Transporte individual x transporte coletivo
“Quando se compara o Brasil com outros países da mesma dimensão, como China, Rússia, Índia e Canadá, é fácil constatar que a participação do transporte rodoviário é muito menor do que no Brasil. Temos um transporte excessivamente dependente do rodoviário. Nas estradas e nas cidades”, diz Ferreira. Ele destaca que não tem sentido o Brasil seguir investindo e priorizando o transporte de cargas rodoviário, com caminhões movidos principalmente a diesel, em vez de apostar em alternativas como redes ferroviárias e hidroviárias. O representante do IEMA ressalta que as iniciativas devem deixar de ser exclusivas aos órgãos de defesa do meio ambiente. “O problema deveria ser endereçado também à área de transporte dos municípios, aos órgãos de trânsito. A decisão de se priorizar o transporte motorizado individual não é de quem faz gestão da qualidade do ar”.
Idosos e crianças primeiro
Constatar quão crítica é a situação atual é fácil. Basta escolher um dia seco em São Paulo, qualquer dia, e ir até o Instituto da Criança do Hospital das Clínicas. Passando a recepção, depois de cruzar um piano velho, onde invariavelmente crianças com olhar moleque dedilham notas fora de tom, é só descer um corredor e procurar a sala de inalação para encontrar pelo menos um menino ou menina com a cara enfiada em uma máscara de oxigênio. Mesmo auxiliados por gentis enfermeiras, os pequenos têm o olhar aflito de quem não consegue respirar direito.

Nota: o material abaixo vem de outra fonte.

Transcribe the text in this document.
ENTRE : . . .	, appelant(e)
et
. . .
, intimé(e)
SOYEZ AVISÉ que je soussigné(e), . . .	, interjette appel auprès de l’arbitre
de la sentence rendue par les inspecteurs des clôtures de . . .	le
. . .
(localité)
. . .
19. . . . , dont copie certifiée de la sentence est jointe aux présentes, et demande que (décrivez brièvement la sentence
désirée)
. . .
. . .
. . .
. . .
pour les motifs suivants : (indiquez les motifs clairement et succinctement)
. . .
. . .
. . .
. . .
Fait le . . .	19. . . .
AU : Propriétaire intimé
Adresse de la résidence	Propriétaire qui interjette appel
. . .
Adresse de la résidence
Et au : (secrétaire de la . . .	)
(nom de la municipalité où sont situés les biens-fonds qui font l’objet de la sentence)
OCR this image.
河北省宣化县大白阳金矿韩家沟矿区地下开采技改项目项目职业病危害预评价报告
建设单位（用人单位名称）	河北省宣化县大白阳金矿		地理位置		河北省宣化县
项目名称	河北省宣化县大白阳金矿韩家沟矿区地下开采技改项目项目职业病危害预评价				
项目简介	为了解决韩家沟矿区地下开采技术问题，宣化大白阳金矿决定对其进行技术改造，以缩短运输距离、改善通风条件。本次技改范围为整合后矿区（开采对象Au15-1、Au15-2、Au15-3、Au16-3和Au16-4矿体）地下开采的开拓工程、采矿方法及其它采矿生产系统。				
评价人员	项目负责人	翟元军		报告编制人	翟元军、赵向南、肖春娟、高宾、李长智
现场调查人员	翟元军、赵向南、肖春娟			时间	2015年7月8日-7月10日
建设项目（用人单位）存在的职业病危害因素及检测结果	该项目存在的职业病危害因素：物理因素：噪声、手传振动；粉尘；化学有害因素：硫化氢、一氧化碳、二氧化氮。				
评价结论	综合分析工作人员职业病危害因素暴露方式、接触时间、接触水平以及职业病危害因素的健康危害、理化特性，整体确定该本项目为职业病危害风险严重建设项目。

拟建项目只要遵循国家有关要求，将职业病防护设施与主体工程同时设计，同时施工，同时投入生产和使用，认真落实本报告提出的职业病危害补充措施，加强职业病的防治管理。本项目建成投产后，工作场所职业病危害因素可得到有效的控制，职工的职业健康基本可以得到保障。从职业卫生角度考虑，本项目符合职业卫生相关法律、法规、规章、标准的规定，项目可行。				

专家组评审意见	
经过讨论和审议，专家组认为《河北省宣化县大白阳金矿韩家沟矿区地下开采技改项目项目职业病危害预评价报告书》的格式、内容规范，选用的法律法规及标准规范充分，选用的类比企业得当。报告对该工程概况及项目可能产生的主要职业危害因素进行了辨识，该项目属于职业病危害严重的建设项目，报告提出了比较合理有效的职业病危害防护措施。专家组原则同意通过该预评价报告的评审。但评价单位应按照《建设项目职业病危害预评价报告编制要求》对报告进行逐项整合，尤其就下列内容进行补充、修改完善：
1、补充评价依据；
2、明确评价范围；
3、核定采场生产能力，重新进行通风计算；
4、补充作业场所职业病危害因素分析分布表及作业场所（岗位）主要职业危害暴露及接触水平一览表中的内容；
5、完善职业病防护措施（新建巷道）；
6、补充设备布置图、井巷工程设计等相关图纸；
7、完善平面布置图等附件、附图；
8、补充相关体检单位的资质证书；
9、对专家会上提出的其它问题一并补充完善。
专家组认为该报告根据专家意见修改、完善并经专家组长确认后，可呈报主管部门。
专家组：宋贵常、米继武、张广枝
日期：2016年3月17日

Não só em São Paulo, mas em todo Brasil a poluição provocada por veículos automotores já afeta a saúde. “Os mais atingidos são sempre os que estão nos extremos da idade, os mais jovens e os mais velhos. Crianças com doenças respiratórias e idosos são os grupos de risco”, resume o médico Ericson Bagatin, presidente da Comissão de Doenças Respiratórias Ambientais e Ocupacionais da Sociedade Paulista de Pneumologia e Tisiologia (SPPT). “Com a quantidade de veículos entrando não tem jeito. Mesmo com controle de um lado, com atenção às emissões, escapa do outro, com o aumento da frota”.

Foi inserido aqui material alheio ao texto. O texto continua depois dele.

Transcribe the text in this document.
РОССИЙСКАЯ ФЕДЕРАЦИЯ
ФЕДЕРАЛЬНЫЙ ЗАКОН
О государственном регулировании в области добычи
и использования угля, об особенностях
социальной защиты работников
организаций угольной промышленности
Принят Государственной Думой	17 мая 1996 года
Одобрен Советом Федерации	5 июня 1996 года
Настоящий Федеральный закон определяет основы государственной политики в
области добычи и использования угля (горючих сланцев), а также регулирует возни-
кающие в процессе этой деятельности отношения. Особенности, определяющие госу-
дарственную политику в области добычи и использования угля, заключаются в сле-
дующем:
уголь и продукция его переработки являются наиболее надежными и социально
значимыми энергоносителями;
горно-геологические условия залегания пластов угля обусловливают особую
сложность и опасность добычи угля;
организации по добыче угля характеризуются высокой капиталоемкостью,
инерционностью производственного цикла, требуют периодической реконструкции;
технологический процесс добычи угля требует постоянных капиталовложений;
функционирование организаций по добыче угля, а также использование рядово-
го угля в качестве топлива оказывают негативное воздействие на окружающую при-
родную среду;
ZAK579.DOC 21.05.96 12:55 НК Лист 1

Outra preocupação de quem estuda e monitora o assunto é com a tendência a extremos no clima em função do aquecimento global. As variações cada vez mais drásticas são um problema, considerando que quanto mais seco e quente, mais a poluição afeta a saúde e agrava doenças respiratórias. “Em agosto de 2010, após uma semana de 11 dias consecutivos com a umidade relativa do ar baixa, o que é um evento raro, houve aumento de mortes relacionadas a doenças cardiovasculares e respiratórias”, relata Micheline Coelho do Nascimento, colaboradora do Laboratório de Poluição Atmosférica da Universidade de São Paulo. “Estudamos poluição usando variáveis meteorológicas para isolar os dados, mas isso é cada vez mais difícil. Vivemos dias extremos, não dá mais para estudar uma coisa separada da outra”, diz a especialista. “A população não está percebendo isso e a gravidade dessas mudanças. A impressão é que as pessoas estão à parte do clima. Não dá mais para fazer as coisas da mesma forma de antes. O mundo vai parar. Temos que começar a ter uma visão diferente. Na prática não estamos preparados para a revolta da natureza”, conclui.